Sanayimizin uzun vadeli ve sürdürülebilir uluslararası finansman araçlarına erişimi artırmak üzere, son dönemde kapsamlı ve çok boyutlu iş birlikleri de gerçekleştirdik.
Dünya Bankası iş birliğinde yürüttüğümüz “Türkiye Yeşil Sanayi Projesi” ve “Türkiye Organize Sanayi Bölgeleri Projesi” ile 700 milyon doların üzerinde finansmanı; sanayicilerimize, KOBİ’lerimize ve yeşil teknoloji girişimlerimize kazandırdık.
Avrupa İmar ve Kalkınma Bankası iş birliğiyle hayata geçirdiğimiz ‘Türkiye Sanayi Karbonsuzlaştırma Yatırım Platformu’yla, sanayimizin yeşil dönüşüm yatırımlarına 2030’a kadar 5 milyar avroluk uluslararası finansman sağlamak adına önemli bir adım attık.
Elbette yeşil dönüşüm, üretim modellerinin sürdürülebilirlik ve verimlilik odaklı yeniden şekillendirilmesinin ötesine uzanan bütüncül bir kalkınma vizyonudur.

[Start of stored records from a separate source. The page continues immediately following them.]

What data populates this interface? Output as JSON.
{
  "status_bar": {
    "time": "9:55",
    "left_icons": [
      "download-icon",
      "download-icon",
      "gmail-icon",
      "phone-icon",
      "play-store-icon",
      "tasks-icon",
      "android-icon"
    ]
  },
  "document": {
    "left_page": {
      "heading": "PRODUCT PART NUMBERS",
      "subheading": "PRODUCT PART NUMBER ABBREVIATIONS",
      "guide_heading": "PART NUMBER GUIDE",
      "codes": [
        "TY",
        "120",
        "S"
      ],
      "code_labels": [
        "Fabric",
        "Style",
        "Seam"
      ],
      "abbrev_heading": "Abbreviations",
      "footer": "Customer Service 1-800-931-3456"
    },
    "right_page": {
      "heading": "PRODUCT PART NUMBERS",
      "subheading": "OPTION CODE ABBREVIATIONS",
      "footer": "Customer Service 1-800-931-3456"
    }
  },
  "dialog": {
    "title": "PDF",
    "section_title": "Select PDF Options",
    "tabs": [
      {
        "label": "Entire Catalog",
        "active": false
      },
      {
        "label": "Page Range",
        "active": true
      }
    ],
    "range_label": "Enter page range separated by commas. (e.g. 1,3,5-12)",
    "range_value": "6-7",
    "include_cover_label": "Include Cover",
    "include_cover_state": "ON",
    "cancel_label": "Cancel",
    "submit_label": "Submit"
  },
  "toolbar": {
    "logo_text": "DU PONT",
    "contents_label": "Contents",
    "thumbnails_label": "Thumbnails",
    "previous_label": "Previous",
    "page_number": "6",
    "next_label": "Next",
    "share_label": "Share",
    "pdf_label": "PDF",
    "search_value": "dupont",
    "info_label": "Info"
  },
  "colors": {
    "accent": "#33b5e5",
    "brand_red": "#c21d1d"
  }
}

Teknoloji geliştirmeden istihdama, girişimcilikten sosyal eşitsizliklerin azaltılmasına kadar uzanan geniş bir etki alanına sahip, yapısal bir dönüşüm sürecidir.
Yerel Kalkınma Hamlemiz doğrultusunda; yeşil dönüşümü, ekonomik refahın ülke geneline dengeli şekilde yayılması için önemli bir fırsat olarak değerlendiriyoruz.
Kalkınma ajanslarımız bu anlayışla, 81 ilde yerel potansiyeli harekete geçiriyor.
Şehirlerimizin yeşil ekonomiye geçiş sürecine rehberlik ediyor.
Kuruluşlarından bu yana kalkınma ajanslarımız; yeşil dönüşüm ve iklim değişikliğiyle mücadele başlıklarında 530 projeye 3,7 milyar lira destek verdi.
Yeşil dönüşümde öncü uygulamalara imza attı.
Güney Marmara Kalkınma Ajansımız koordinasyonunda İlk Yeşil Hidrojen Tesisi’ni faaliyete geçiriyoruz.
İzmir Kalkınma Ajansımız yürüttüğü yatırım, tanıtım, strateji ve analiz çalışmalarıyla; rüzgâr sanayii kümelenmesi için ideal bir merkez konumundaki İzmir’e 1 milyar Dolarlık rüzgar sanayii yatırımının kazandırılmasına aracılık etti.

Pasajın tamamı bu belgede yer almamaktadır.